Computational Modeling of Drug Response Identifies Mutant-Specific Constraints for Dosing panRAF and MEK Inhibitors in Melanoma

Purpose: This study investigates the potential of pre-clinical in vitro cell line response data and computational modeling to determine optimal dosage requirements for pan-RAF (Belvarafenib) and MEK (Cobimetinib) inhibitors in melanoma treatment. Our research is driven by the importance of drug combinations in enhancing anti-cancer responses and the need to address the knowledge gap surrounding effective dosing strategies to maximize their potential.

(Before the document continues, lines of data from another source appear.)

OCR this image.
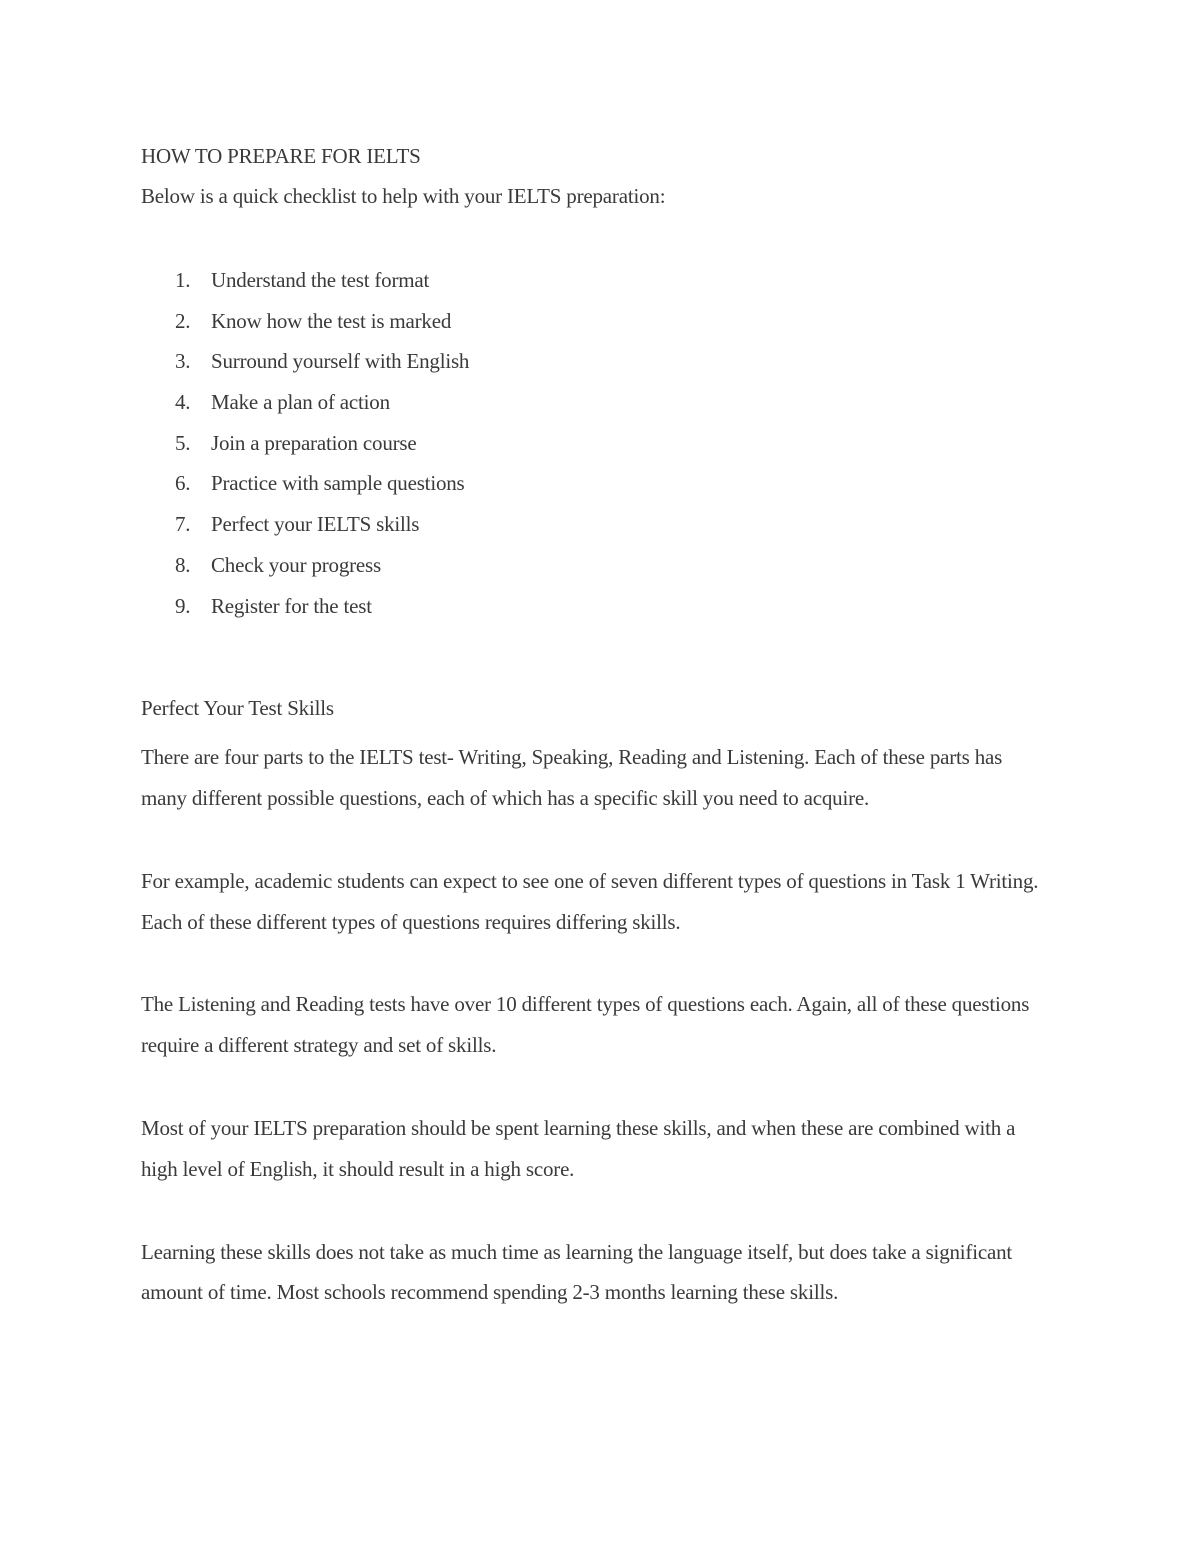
HOW TO PREPARE FOR IELTS

Below is a quick checklist to help with your IELTS preparation:

1. Understand the test format
2. Know how the test is marked
3. Surround yourself with English
4. Make a plan of action
5. Join a preparation course
6. Practice with sample questions
7. Perfect your IELTS skills
8. Check your progress
9. Register for the test
Perfect Your Test Skills

There are four parts to the IELTS test- Writing, Speaking, Reading and Listening. Each of these parts has many different possible questions, each of which has a specific skill you need to acquire.

For example, academic students can expect to see one of seven different types of questions in Task 1 Writing. Each of these different types of questions requires differing skills.

The Listening and Reading tests have over 10 different types of questions each. Again, all of these questions require a different strategy and set of skills.

Most of your IELTS preparation should be spent learning these skills, and when these are combined with a high level of English, it should result in a high score.

Learning these skills does not take as much time as learning the language itself, but does take a significant amount of time. Most schools recommend spending 2-3 months learning these skills.
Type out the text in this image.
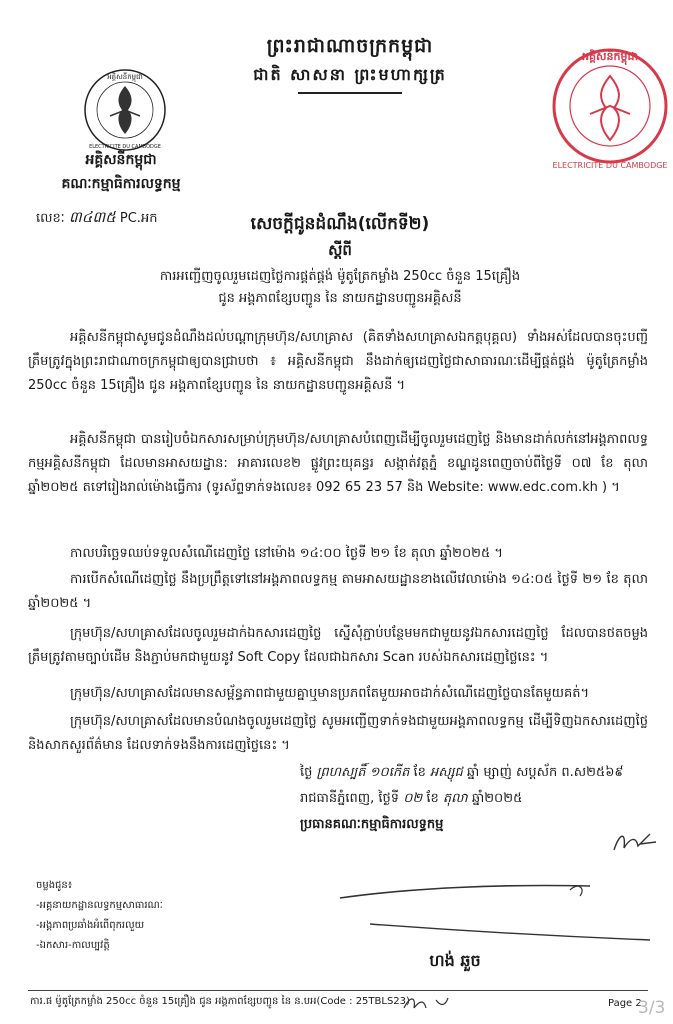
ព្រះរាជាណាចក្រកម្ពុជា
ជាតិ សាសនា ព្រះមហាក្សត្រ
អគ្គិសនីកម្ពុជា
ELECTRICITE DU CAMBODGE
អគ្គិសនីកម្ពុជា
គណៈកម្មាធិការលទ្ធកម្ម
លេខៈ ៣៤៣៥ PC.អក
អគ្គិសនីកម្ពុជា
ELECTRICITE DU CAMBODGE
សេចក្តីជូនដំណឹង(លើកទី២)
ស្តីពី
ការអញ្ជើញចូលរួមដេញថ្លៃការផ្គត់ផ្គង់ ម៉ូតូត្រែកម្លាំង 250cc ចំនួន 15គ្រឿង
ជូន អង្គភាពខ្សែបញ្ជូន នៃ នាយកដ្ឋានបញ្ជូនអគ្គិសនី
អគ្គិសនីកម្ពុជាសូមជូនដំណឹងដល់បណ្តាក្រុមហ៊ុន/សហគ្រាស (គិតទាំងសហគ្រាសឯកត្តបុគ្គល) ទាំងអស់ដែលបានចុះបញ្ជីត្រឹមត្រូវក្នុងព្រះរាជាណាចក្រកម្ពុជាឲ្យបានជ្រាបថា ៖ អគ្គិសនីកម្ពុជា នឹងដាក់ឲ្យដេញថ្លៃជាសាធារណៈដើម្បីផ្គត់ផ្គង់ ម៉ូតូត្រែកម្លាំង 250cc ចំនួន 15គ្រឿង ជូន អង្គភាពខ្សែបញ្ជូន នៃ នាយកដ្ឋានបញ្ជូនអគ្គិសនី ។
អគ្គិសនីកម្ពុជា បានរៀបចំឯកសារសម្រាប់ក្រុមហ៊ុន/សហគ្រាសបំពេញដើម្បីចូលរួមដេញថ្លៃ និងមានដាក់លក់នៅអង្គភាពលទ្ធកម្មអគ្គិសនីកម្ពុជា ដែលមានអាសយដ្ឋាន: អាគារលេខ២ ផ្លូវព្រះយុគន្ធរ សង្កាត់វត្តភ្នំ ខណ្ឌដូនពេញចាប់ពីថ្ងៃទី ០៧ ខែ តុលា ឆ្នាំ២០២៥ តទៅរៀងរាល់ម៉ោងធ្វើការ (ទូរស័ព្ទទាក់ទងលេខ៖ 092 65 23 57 និង Website: www.edc.com.kh ) ។
កាលបរិច្ឆេទឈប់ទទួលសំណើដេញថ្លៃ នៅម៉ោង ១៤:០០ ថ្ងៃទី ២១ ខែ តុលា ឆ្នាំ២០២៥ ។
ការបើកសំណើដេញថ្លៃ នឹងប្រព្រឹត្តទៅនៅអង្គភាពលទ្ធកម្ម តាមអាសយដ្ឋានខាងលើវេលាម៉ោង ១៤:០៥ ថ្ងៃទី ២១ ខែ តុលា ឆ្នាំ២០២៥ ។
ក្រុមហ៊ុន/សហគ្រាសដែលចូលរួមដាក់ឯកសារដេញថ្លៃ ស្នើសុំភ្ជាប់បន្ថែមមកជាមួយនូវឯកសារដេញថ្លៃ ដែលបានថតចម្លងត្រឹមត្រូវតាមច្បាប់ដើម និងភ្ជាប់មកជាមួយនូវ Soft Copy ដែលជាឯកសារ Scan របស់ឯកសារដេញថ្លៃនេះ ។
ក្រុមហ៊ុន/សហគ្រាសដែលមានសម្ព័ន្ធភាពជាមួយគ្នាឬមានប្រភពតែមួយអាចដាក់សំណើដេញថ្លៃបានតែមួយគត់។
ក្រុមហ៊ុន/សហគ្រាសដែលមានបំណងចូលរួមដេញថ្លៃ សូមអញ្ជើញទាក់ទងជាមួយអង្គភាពលទ្ធកម្ម ដើម្បីទិញឯកសារដេញថ្លៃ និងសាកសួរព័ត៌មាន ដែលទាក់ទងនឹងការដេញថ្លៃនេះ ។
ថ្ងៃ ព្រហស្បតិ៍ ១០កើត ខែ អស្សុជ ឆ្នាំ ម្សាញ់ សប្តស័ក ព.ស២៥៦៩
រាជធានីភ្នំពេញ, ថ្ងៃទី ០២ ខែ តុលា ឆ្នាំ២០២៥
ប្រធានគណៈកម្មាធិការលទ្ធកម្ម
ចម្លងជូន៖
-អគ្គនាយកដ្ឋានលទ្ធកម្មសាធារណៈ
-អង្គភាពប្រឆាំងអំពើពុករលួយ
-ឯកសារ-កាលប្បវត្តិ
ហង់ ឆួច
ការ.ផ ម៉ូតូត្រែកម្លាំង 250cc ចំនួន 15គ្រឿង ជូន អង្គភាពខ្សែបញ្ជូន នៃ ន.បអ(Code : 25TBLS23)	Page 2
3/3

Results: In a drug combination screening of 43 melanoma cell lines, we identified specific dosage landscapes for pan-RAF and MEK inhibitors in NRAS versus BRAF mutant melanomas. Both types showed benefits, but NRAS mutant melanomas exhibited a notably more synergistic effect within a narrower dosage range (mean Bliss score of 0.27 for NRAS compared to 0.1 for BRAF mutants). Computational modeling and subsequent molecular experiments attributed this difference to a mechanism of adaptive resistance involving negative feedback. We validated the applicability of our in vitro dose-response maps in vivo by accurately predicting tumor growth in xenografts, capturing both cytostatic and cytotoxic responses. Additionally, we analyzed pharmacokinetic and tumor growth data from Phase 1 clinical trials of Belvarafenib combined with Cobimetinib, demonstrating that the synergy requirement imposes stricter dosing constraints for NRAS mutant melanoma patients.

Conclusion: By leveraging pre-clinical data and computational modeling, our approach proposes dosing strategies that optimize synergy in drug combinations while addressing the real-world challenges of maintaining precise dose ranges. Overall, this work provides a framework to assist in dose selection for drug combinations.